E il Mafioso di turno? (mamma mia, ancora mafia e droga) che cosa lo spinge a fare, eventualmente, uccidere Riccardino, dal quale aveva ricevuto un sostanzioso finanziamento per comprare droga? A gelusia p’a russa? Poco credibile. A meno che, come al solito, a causa della lingua, non ci abbia capito nulla sul movente dell’assassinio.( Ma, a proposito del prestito, non sono i mafiosi che hanno tanto denaro disponibile da smaniare per riciclarlo?)  
E l’autista infedele?
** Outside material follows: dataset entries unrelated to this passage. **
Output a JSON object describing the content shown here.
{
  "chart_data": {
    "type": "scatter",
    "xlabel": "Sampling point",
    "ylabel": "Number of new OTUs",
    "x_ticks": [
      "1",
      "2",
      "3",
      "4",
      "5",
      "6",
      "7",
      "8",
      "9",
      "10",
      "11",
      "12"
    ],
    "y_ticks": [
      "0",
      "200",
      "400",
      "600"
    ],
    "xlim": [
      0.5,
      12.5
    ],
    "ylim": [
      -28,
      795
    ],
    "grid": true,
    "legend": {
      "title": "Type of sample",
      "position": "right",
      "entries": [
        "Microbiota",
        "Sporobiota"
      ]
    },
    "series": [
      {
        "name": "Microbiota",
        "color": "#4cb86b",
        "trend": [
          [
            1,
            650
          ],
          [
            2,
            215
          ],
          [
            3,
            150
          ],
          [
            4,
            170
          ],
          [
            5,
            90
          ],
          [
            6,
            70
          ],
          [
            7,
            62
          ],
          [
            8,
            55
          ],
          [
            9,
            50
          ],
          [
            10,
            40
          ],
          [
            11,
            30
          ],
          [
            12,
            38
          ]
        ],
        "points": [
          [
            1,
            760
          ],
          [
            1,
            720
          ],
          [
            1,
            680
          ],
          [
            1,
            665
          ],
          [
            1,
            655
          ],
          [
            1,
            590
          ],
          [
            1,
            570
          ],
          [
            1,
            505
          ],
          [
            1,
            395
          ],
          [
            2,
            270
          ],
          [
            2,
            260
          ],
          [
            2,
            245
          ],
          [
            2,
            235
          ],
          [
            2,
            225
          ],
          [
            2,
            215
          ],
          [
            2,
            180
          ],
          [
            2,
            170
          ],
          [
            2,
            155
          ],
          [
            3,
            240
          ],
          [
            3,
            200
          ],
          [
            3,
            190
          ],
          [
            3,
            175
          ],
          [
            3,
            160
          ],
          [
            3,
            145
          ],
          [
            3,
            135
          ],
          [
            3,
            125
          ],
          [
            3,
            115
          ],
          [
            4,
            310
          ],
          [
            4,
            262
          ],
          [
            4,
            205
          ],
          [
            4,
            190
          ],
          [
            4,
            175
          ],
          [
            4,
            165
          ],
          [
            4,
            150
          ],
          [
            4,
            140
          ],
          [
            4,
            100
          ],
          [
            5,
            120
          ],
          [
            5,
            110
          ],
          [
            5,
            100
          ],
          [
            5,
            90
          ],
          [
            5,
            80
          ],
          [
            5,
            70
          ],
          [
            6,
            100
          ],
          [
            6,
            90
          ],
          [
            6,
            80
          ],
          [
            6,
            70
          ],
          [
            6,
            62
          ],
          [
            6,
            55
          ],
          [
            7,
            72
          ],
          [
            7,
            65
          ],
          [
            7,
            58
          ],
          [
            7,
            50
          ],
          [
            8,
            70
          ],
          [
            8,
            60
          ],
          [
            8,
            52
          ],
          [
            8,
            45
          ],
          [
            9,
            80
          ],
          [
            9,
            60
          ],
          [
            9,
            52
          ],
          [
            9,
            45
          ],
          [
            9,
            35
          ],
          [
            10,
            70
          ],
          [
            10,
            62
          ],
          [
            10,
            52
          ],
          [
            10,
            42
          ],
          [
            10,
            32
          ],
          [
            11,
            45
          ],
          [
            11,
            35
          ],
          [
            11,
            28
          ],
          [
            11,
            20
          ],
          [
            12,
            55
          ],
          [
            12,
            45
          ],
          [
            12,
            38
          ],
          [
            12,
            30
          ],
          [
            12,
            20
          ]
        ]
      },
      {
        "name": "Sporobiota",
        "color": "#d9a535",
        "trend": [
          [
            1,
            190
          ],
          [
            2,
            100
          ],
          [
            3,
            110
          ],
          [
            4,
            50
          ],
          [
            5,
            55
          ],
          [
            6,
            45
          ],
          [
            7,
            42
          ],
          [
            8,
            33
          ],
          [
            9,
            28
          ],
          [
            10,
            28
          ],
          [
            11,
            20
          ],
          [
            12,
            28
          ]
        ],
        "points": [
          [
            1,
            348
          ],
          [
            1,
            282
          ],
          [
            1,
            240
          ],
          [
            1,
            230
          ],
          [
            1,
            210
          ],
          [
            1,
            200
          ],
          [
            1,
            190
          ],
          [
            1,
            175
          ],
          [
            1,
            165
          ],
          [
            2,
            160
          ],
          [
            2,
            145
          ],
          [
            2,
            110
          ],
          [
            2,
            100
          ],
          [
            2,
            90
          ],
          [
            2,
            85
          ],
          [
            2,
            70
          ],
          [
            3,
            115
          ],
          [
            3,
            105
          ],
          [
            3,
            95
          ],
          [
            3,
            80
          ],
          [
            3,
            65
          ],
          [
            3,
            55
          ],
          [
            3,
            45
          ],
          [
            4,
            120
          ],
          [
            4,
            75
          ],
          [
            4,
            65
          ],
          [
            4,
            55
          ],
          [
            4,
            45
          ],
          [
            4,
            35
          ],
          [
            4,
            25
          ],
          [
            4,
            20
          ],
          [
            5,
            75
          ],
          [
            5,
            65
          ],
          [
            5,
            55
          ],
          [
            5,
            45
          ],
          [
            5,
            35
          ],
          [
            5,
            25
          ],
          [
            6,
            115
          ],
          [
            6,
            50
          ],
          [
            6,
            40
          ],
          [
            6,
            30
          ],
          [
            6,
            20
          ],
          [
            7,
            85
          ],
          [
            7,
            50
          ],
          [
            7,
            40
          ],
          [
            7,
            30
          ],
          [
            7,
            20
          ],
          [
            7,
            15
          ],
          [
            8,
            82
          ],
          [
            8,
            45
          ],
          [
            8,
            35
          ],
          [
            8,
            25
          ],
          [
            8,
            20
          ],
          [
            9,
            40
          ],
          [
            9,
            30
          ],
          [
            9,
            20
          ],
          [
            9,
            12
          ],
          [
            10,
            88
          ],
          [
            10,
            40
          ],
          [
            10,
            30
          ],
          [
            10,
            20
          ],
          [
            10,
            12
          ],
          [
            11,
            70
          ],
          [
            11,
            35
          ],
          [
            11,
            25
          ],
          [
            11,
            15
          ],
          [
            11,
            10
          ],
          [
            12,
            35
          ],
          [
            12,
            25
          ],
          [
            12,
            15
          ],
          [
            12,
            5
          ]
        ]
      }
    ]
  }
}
Si trova in mezzo ai grossi guadagni con la droga e va a rubacchiare il gasolio dell’automezzo della ditta? E potrebbe starci, i minchioni sono sempre disponibili. Ma poi con quale complicata manovra lo andava a nascondere e a prelevare per portarselo in garage? Quindi minchione al quadrato. Ma, diamine, anche un orbo vede che è un escamotage per inserire la chiaromante e il suo “santu cristianu” nella vicenda, per renderla più sugosa. (c’appoi, t’u fiuri n’abbitanti di un quartiere degradato, che si mette le corna in testa e va a denunciare in commissariato la rottura di un tubo esterno- sicuramente abusivo?  Comu diri ca u diavulu va nta l’acqua santa)
Appoi, ti avissi a diri na cosa troppu prissunali, pozzu? Si? Allura ascutami: Il dialogo del commissario vero con l’autore è non solo surreale, che ci starebbe, ma è estremamente stucchevole. Poi la scomparsa del commissario vero è quasi repentina. Si, c’erano delle avvisaglie di stanchezza, non solo fisica; ma arrivare a quella fine, ci fu in mezzo tantu, ma tantu, di non narrato.   
‘Ndria, chi pensi? Haiu parratu assai? Si? E allura scusami tantu, ma- non sacciu se s’è capito- avevu nu muccuni aggruppatu nto cannarozzu ca nun vuleva scinniri, e, ora scinniu.
Tante cose belle Andrea Camilleri e…cu sapi se un domani ni accanuscemu prissunalmenti di prissuna, (Catarella docet) nta li parti unni stai ora tu, e, in tal caso, se mi vorrai tirare le orecchie, a disposizione.
Indegnamente
Antonio Sapienza, drammaturgo (ca nun è accanusciutu mancu de so’ parenti).